The vision for this TEAMS program came from the father of the Global Positioning System—Dr. (Col.) Francis X. Kane, who now believes that we must think beyond Mars: “There are black holes expanding and collapsing, stars birthing and dying—there is energy everywhere….. There is energy in the food we eat, the piano my wife is playing and the muscles we use to chew our food. Energy is everywhere.”

This is TEAMS thinking—it is what is next in thinking and working and learning and playing in the 21st century. We are moving into a new world—a new worldview and a new epoch of humanity. This worldview is marked by a deep personal, social and global feeling that the world and humanity are on a great precipice of change and we must go forward over the horizon into the unknown in order to create what is next in the human story.

What is next in the human story?

Why we should think about the arts in the context of STEM and all of our global challenges and opportunities today is simple: The EARTH is our modern day Sputnik.

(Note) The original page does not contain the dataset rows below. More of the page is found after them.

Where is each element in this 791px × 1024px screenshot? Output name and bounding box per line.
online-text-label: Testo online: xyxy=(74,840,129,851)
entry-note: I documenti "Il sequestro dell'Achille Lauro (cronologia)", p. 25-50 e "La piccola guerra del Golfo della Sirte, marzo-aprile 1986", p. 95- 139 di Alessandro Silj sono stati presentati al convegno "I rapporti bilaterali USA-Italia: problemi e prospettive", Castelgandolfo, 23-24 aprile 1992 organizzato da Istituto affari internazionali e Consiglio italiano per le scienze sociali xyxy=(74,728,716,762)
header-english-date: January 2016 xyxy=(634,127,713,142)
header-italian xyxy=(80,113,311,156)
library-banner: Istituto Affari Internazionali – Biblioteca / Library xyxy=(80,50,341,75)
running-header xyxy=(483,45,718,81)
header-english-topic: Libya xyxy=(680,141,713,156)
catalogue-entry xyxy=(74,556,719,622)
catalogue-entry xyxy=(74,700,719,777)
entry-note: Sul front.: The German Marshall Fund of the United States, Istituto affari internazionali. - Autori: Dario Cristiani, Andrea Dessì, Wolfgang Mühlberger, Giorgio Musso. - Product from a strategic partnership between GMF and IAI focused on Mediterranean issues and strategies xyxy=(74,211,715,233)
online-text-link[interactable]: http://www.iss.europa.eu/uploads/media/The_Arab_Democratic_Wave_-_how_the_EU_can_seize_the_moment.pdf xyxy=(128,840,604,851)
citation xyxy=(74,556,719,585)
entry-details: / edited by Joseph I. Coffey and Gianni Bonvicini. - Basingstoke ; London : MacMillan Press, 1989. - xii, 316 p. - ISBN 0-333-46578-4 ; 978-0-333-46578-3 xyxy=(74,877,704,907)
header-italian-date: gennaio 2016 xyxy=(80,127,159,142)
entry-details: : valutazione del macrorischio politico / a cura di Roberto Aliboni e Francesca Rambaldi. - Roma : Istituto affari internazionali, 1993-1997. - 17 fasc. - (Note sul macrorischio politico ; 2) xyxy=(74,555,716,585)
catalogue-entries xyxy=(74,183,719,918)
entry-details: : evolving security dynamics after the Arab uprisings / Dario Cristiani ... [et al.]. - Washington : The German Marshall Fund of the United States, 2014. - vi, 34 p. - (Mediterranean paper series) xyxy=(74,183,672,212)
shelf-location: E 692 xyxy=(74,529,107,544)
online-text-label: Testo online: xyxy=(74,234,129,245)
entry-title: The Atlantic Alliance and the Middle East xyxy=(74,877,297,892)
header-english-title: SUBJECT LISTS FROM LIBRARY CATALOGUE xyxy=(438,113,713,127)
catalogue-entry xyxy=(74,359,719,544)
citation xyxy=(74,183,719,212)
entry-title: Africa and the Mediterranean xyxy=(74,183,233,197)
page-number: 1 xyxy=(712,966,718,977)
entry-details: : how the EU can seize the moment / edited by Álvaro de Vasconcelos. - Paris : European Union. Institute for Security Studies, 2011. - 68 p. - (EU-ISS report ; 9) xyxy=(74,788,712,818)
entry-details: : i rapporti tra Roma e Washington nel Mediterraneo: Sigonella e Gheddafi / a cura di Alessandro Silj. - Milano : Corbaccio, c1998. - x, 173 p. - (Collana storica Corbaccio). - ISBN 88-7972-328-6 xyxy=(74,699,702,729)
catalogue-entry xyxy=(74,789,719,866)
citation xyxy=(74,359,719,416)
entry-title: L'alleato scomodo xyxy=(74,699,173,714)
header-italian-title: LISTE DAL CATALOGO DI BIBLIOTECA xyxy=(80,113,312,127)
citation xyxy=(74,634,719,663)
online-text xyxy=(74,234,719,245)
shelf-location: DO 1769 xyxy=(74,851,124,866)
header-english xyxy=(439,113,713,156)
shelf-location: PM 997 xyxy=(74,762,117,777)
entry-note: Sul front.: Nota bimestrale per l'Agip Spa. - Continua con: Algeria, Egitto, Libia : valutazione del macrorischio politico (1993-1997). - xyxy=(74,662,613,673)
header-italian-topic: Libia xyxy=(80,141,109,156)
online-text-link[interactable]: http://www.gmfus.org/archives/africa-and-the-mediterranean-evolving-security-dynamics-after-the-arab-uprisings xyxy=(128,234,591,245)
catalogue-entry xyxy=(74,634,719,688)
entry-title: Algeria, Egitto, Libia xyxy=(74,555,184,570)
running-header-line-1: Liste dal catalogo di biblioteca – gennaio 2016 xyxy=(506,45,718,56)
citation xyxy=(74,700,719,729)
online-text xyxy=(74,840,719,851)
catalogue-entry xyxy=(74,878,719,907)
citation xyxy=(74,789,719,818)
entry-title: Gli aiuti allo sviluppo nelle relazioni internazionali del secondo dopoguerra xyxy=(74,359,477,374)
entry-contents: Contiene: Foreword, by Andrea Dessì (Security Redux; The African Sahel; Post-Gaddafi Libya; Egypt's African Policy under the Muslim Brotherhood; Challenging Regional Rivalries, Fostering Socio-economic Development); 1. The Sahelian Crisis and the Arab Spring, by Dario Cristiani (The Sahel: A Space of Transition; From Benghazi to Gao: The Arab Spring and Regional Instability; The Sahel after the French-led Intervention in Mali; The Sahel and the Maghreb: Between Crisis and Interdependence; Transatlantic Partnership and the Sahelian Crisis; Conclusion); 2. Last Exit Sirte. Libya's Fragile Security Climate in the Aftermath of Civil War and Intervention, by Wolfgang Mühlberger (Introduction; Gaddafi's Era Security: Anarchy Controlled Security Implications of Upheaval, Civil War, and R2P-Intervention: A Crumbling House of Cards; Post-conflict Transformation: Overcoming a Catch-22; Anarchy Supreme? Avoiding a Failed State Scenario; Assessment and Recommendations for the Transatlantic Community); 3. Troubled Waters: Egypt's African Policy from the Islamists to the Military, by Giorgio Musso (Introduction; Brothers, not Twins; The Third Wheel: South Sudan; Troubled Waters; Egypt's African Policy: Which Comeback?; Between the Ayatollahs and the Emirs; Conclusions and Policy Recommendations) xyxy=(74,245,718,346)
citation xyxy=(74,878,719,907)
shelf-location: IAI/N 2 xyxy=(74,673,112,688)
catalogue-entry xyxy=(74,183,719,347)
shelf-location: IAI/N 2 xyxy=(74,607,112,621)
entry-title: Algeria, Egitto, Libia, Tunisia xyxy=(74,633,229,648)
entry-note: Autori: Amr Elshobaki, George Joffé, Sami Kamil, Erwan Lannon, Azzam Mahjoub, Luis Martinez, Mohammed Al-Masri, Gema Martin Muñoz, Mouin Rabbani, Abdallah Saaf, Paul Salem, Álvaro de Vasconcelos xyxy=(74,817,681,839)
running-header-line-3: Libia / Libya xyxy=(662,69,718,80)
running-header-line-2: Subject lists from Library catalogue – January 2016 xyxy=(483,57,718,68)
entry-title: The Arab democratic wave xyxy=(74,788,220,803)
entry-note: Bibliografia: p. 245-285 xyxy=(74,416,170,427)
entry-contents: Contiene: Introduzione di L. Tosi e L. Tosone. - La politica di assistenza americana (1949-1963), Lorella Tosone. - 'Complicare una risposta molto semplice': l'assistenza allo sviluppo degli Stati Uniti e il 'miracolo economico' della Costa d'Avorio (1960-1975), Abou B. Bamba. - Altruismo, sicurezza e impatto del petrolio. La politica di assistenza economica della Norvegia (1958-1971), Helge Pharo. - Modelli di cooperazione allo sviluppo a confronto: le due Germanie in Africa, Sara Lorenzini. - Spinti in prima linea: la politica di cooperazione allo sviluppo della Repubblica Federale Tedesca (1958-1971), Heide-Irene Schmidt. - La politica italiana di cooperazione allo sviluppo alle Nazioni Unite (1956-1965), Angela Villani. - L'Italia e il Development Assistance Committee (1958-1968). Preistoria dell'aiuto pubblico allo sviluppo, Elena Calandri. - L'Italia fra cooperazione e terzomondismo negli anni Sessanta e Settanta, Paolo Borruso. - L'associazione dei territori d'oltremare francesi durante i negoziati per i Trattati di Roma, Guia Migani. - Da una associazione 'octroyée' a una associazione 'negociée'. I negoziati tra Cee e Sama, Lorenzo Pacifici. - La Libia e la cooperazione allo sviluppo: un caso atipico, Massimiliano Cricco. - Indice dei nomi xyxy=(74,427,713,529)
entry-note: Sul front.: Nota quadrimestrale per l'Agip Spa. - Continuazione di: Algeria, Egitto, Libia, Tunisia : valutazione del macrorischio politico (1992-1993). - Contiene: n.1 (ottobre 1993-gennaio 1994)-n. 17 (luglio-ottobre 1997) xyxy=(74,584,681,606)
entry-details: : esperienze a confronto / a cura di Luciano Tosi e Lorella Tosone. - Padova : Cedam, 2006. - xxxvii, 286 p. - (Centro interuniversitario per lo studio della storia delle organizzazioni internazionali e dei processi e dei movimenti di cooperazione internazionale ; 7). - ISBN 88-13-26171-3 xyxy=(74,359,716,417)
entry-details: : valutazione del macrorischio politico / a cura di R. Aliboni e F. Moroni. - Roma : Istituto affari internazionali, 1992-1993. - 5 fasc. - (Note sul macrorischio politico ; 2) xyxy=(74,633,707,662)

Recently, the physicist Stephen Hawking announced to Big Think that we must abandon Earth or face extinction: “It will be difficult enough to avoid disaster on planet Earth in the next hundred years, let alone the next thousand, or million. The human race shouldn't have all its eggs in one basket, or on one planet. Let's hope we can avoid dropping the basket until we have spread the load."
During the summer of 2006, Dr. Kane and the author created a poem for spaceTEAMS participants to help teachers and children from 3rd grade to high school understand why they should learn about computers and design and space. The poem is called "The Universe" and it closes:

"Dr. Kane answers, our mission is to pursue "The Last Question" on Earth, throughout the Heavens and beyond. To be the questions, that is what it is, Being in the Universe of ROBOTS that tick and tock.”